Back then the fearsome performance of the BMW M cars was some way in the future and although the six-cylinder 323i and 528i range-toppers were swift, they weren’t hardcore sports cars.

Having said that, BMW did have the 2002 Turbo in its back catalogue, which hinted at hidden reserves of enthusiasm within BMW Motorsport which would ultimately deliver the M1 and the 1500 bhp Formula One engines.

For favoured customers, BMW Motorsport had been building up hot rod 5-Series since the mid ’70s by slipping the 3-litre six from the 3.0 CSL into a humble 525 to create a 530i.

When the 635CSi proved to be a hit, the idea was hatched to give the 5-Series the same treatment – which was an easy job since the 6-Series used the 5-Series platform.

Taking the same 218 bhp Bosch-injected 3.5-litre engine, BMW Motorsport added thicker anti-roll bars, Bilstein gas dampers, lower and stiffer springs and a limited-slip diff to the 528i. The result was a 136 mph car which was completely transformed, fully justifying its M badging and no doubt influencing the development of the following generation’s full-fat M5.

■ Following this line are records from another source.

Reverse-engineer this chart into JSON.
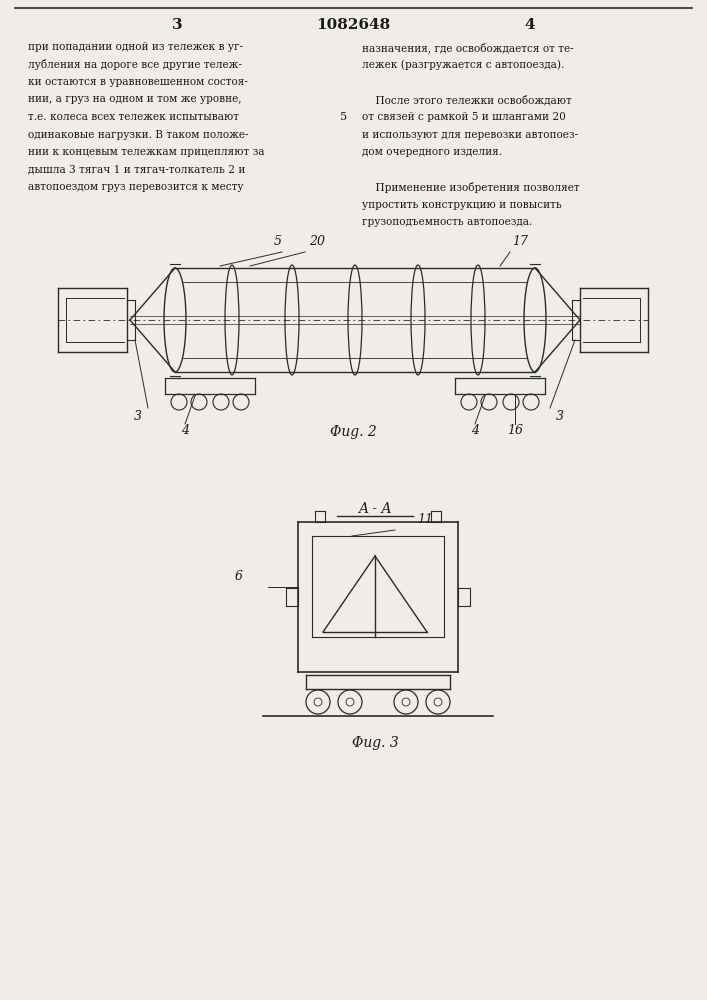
{
  "page_color": "#f0ede8",
  "text_color": "#1a1a1a",
  "line_color": "#2a2a2a",
  "header": {
    "left_num": "3",
    "center_num": "1082648",
    "right_num": "4"
  },
  "body_text_left": [
    "при попадании одной из тележек в уг-",
    "лубления на дороге все другие тележ-",
    "ки остаются в уравновешенном состоя-",
    "нии, а груз на одном и том же уровне,",
    "т.е. колеса всех тележек испытывают",
    "одинаковые нагрузки. В таком положе-",
    "нии к концевым тележкам прицепляют за",
    "дышла 3 тягач 1 и тягач-толкатель 2 и",
    "автопоездом груз перевозится к месту"
  ],
  "body_text_right": [
    "назначения, где освобождается от те-",
    "лежек (разгружается с автопоезда).",
    "",
    "    После этого тележки освобождают",
    "от связей с рамкой 5 и шлангами 20",
    "и используют для перевозки автопоез-",
    "дом очередного изделия.",
    "",
    "    Применение изобретения позволяет",
    "упростить конструкцию и повысить",
    "грузоподъемность автопоезда."
  ],
  "line_number_5": "5",
  "fig2_caption": "Φug. 2",
  "fig3_caption": "Φug. 3",
  "fig3_section_label": "A - A"
}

In regular trim the M535i was subtle too with just a front and rear spoiler and lattice-style BBS alloys to identify it but BMW would also happily sell you a full set of stick-on BMW Motorsport stripes to recall the 2002 Turbo vibe.

To drive, the M535i is a much more hardcore car than the later M5, less civilised and needing to be grabbed by the scruff of the neck to get the best from it. This immediacy was lost in later hot BMWs and makes the first-generation M535i a significant car in BMW’s history.

Not many E12s of any kind are left these days. Rust saw to most of them, while their slender 195/70 rubber on a 14-inch rim meant many of them ended up in hedges, but the M535i makes a fascinating classic today.